The Night I got Stopped by the Cops

The job of the police isn’t supposed to be easy. Suspects aren’t supposed to be grateful when they’re taken into custody. Cops are supposed to be questioned when they stop or arrest somebody. So here’s my question: Why I was stopped by police last month?

I was riding a bike about three blocks from my house when someone yelled at me from inside a squad car. I was dressed in jeans and a T-shirt and was riding at night without no front or rear light. Maybe law-abiders practice better traffic safety. But neither of these guys told me I was riding without a light or a crash helmet. I wasn’t a motorist stopped for having a brake light out.San Diego Police

The officers were two big white guys who were probably a good 20 years younger than me.

Are you carrying identification? one of them said.

I shook my head no. They asked me where I lived, and I told them my address and said I could show them the house.

Just stay right there, they said.

For the next five minutes one of them went into the squad car and, I assume, ran my name and address through the computer. Pretty soon they were saying, You can go now. Just doing our job. You said you had your garage burglarized? Then you know why were here.

When I had said I had no I.D. one of them pointed out that I wasn’t required to carry I.D. Hey buddy, this ain’t a police state!
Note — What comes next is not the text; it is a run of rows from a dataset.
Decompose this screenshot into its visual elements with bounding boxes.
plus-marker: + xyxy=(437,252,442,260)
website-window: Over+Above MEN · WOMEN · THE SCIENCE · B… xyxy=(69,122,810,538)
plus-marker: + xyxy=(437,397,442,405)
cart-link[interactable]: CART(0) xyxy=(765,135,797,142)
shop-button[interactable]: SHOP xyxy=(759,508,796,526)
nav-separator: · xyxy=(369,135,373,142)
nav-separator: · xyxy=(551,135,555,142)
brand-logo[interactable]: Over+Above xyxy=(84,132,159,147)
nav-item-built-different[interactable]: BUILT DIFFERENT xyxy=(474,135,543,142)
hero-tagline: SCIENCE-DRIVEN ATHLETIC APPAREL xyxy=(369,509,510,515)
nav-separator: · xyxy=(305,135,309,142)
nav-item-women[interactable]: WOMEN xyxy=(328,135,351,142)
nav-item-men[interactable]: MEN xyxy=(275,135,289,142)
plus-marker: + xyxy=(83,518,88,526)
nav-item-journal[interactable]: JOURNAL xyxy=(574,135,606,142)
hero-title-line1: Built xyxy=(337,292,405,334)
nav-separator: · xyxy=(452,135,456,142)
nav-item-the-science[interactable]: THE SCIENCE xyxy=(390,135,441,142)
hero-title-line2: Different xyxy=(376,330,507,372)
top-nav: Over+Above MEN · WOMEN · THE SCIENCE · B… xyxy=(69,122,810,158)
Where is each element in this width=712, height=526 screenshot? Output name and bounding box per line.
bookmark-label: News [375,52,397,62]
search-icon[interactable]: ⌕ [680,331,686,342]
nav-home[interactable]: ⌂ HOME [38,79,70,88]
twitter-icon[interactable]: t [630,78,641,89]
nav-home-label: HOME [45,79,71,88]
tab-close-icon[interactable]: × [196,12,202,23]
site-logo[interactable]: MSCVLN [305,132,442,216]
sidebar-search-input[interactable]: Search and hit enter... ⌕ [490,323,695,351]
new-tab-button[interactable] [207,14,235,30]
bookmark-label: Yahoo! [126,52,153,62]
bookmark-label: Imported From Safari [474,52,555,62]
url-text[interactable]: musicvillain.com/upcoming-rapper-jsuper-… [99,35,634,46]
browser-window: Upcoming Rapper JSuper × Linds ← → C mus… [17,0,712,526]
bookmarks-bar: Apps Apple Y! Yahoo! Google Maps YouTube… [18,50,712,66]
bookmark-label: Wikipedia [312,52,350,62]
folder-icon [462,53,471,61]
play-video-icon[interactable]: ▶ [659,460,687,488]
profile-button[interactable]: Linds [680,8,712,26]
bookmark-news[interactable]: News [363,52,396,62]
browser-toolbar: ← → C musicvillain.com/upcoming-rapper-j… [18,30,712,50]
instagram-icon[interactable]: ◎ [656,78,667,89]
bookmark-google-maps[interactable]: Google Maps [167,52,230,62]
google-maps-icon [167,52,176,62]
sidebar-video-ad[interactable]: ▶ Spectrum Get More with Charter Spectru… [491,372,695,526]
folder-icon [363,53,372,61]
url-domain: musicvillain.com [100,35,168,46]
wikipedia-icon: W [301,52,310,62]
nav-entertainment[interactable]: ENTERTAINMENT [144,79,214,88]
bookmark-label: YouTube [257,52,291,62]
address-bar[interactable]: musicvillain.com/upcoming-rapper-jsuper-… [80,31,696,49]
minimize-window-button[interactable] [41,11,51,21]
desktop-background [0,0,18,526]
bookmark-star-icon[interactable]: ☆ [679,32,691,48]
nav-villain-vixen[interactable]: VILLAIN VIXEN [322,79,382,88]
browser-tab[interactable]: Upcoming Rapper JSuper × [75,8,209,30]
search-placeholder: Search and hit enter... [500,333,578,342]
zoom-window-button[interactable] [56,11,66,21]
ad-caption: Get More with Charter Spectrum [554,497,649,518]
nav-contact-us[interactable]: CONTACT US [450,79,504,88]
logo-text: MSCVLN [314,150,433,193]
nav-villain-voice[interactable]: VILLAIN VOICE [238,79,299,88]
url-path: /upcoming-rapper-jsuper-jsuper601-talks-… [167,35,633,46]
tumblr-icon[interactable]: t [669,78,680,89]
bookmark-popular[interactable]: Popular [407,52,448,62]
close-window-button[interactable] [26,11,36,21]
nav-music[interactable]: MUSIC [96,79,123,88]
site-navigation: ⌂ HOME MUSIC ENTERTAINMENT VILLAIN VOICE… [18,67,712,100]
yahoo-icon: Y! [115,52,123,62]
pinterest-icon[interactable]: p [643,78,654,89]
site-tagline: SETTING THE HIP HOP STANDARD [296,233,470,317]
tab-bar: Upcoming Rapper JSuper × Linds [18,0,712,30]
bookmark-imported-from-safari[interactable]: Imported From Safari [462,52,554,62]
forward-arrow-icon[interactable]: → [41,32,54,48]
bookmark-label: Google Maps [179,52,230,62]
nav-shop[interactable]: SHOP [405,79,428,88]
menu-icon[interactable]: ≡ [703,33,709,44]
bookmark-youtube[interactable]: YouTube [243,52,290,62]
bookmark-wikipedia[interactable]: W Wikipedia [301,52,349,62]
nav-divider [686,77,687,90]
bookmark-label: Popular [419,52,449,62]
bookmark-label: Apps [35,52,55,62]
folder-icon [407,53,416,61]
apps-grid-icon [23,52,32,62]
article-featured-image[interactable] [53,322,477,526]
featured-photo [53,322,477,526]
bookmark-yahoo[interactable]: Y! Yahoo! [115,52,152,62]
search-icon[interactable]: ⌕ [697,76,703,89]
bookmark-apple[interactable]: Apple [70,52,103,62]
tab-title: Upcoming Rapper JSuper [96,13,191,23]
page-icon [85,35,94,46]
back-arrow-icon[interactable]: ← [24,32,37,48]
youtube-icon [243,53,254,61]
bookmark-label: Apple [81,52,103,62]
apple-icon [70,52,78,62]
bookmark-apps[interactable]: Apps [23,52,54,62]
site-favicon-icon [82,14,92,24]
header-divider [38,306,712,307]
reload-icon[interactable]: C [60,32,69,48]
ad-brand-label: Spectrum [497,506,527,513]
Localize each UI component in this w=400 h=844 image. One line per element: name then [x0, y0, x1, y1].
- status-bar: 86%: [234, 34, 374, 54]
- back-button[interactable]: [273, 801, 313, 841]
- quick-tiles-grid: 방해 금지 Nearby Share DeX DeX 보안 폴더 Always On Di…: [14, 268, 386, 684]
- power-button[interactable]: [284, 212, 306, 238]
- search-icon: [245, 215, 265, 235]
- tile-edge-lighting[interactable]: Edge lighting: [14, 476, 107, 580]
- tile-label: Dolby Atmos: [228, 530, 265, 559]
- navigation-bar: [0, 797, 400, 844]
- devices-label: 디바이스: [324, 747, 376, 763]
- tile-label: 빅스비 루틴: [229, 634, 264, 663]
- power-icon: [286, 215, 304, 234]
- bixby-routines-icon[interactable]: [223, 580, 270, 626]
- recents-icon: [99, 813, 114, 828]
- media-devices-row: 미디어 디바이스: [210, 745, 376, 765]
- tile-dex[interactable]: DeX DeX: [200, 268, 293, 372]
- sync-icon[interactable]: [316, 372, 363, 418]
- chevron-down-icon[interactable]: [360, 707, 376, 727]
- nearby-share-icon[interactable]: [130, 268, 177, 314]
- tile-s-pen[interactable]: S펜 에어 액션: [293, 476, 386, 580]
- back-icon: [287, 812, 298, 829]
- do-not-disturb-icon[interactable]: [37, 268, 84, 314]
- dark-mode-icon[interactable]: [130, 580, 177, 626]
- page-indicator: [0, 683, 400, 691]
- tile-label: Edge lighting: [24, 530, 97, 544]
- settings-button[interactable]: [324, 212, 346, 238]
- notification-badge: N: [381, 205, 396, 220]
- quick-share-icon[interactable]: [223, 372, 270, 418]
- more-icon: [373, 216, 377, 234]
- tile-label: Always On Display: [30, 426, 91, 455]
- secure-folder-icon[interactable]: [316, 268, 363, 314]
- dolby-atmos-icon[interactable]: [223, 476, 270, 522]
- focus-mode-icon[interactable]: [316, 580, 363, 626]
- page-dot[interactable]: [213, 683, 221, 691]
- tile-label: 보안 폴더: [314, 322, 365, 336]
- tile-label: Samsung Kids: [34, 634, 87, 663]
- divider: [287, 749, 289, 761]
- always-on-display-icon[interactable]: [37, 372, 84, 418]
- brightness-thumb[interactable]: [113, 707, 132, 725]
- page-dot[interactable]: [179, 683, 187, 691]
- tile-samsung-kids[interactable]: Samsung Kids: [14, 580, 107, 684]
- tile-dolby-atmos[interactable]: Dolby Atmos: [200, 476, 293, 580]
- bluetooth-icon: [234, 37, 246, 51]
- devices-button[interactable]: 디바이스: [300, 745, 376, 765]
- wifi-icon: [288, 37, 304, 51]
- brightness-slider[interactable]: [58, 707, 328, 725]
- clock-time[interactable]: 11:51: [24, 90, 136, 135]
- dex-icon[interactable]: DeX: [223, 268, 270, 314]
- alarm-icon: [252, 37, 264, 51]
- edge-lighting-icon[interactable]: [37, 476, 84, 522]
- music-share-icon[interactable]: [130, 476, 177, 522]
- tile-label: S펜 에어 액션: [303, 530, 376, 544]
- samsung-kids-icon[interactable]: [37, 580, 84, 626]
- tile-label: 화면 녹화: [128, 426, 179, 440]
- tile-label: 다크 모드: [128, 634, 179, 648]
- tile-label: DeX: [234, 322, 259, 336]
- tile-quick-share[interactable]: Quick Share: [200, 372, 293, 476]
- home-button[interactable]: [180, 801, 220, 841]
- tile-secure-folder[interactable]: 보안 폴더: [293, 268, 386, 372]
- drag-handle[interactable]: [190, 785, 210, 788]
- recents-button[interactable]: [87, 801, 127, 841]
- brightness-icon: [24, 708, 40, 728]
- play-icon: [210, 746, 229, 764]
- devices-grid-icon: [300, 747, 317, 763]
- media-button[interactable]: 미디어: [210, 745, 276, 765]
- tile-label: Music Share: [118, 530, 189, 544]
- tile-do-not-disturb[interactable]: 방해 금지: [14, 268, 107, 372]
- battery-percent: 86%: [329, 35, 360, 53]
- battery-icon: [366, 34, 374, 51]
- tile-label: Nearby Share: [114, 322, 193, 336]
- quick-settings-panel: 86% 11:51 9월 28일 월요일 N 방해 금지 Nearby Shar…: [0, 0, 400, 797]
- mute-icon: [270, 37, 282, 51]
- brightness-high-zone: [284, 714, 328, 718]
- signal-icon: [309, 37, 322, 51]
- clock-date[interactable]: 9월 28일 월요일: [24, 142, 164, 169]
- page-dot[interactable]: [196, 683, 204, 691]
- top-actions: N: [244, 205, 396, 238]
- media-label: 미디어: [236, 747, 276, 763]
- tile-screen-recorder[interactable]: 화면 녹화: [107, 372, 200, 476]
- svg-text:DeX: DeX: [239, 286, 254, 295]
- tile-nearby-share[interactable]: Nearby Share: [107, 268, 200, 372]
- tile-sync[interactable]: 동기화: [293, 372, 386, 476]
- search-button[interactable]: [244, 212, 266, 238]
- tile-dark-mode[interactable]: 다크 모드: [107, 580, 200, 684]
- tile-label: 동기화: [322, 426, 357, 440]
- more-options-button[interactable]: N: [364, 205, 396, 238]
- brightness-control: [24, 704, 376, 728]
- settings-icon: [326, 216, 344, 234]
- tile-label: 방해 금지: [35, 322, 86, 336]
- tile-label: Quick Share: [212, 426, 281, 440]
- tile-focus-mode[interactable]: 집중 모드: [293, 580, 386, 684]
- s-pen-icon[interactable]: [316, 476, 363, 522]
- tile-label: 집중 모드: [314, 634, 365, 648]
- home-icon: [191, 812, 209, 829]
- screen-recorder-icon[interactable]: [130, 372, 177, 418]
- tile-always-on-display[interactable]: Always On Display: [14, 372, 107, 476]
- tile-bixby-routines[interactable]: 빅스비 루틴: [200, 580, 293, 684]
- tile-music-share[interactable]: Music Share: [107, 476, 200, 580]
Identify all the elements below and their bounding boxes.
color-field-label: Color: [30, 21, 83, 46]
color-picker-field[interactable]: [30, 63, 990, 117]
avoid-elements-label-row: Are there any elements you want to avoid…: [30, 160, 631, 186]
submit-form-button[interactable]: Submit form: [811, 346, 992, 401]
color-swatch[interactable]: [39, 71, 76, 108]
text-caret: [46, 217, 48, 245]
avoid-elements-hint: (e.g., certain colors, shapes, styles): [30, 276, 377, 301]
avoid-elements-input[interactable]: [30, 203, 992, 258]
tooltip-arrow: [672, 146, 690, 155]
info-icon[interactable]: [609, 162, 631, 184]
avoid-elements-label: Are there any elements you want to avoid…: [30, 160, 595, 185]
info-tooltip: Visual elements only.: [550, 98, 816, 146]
I got home and felt my back pocket. I was carrying I.D. When you’re stopped by the law you’re wigged out and I guess you’re just not thinking straight.

Maybe I should be flattered the police think I’m still young enough to get involved in street crime.

It was the second time San Diego’s finest had questioned me. The first time I was outside a strip mall in City Heights, just a week after I’d moved to town, and I was removing the license plates from a car. OK. I know that could have looked suspicious, but it was my car. I was removing my old Minnesota license plates to put on the California ones. The cops had been eating lunch in a Mexican restaurant. I had just come out of a hardware story, also in the strip mall, where I’d bought a screwdriver and pliers to do the job.

People like me assume that if the police are stopping you they’ve probably got some kind of reason. Maybe they get it wrong — in my case they did both times — but what the fuck. They’ve got a job to do.

Ever since I’ve been a reporter I’ve heard folks in the black community say they are stopped and questioned just for being black. One of the reporters where I work just did a story about police being accused of stopping black motorists for no good reason. It might as well have been a story I did 20 years ago. The same accusations. The same denials.

We all live in a human skin but we don’t live in the same world.  It’s different for women than for men and it’s different for blacks than for whites. Sometimes you’re treated very differently, depending on your color, and even if you’re treated the same it doesn’t feel the same because you expect to be treated in a certain way, and so you read stuff into what the other is doing or saying.

A journalist named James Fallows used to live in Japan and he remembered going to a meeting full of Japanese men in suits. The Japanese guys were already there, and they looked at their watches when he walked in the door to point out that Americans were rude and never arrived on time. On the other hand, maybe they were just wondering what time it was.

We can all get on the wrong side of power and I guess you never know what that’s like until it happens. And we can all be hated for what people see when we walk in the door. Love is the only antidote.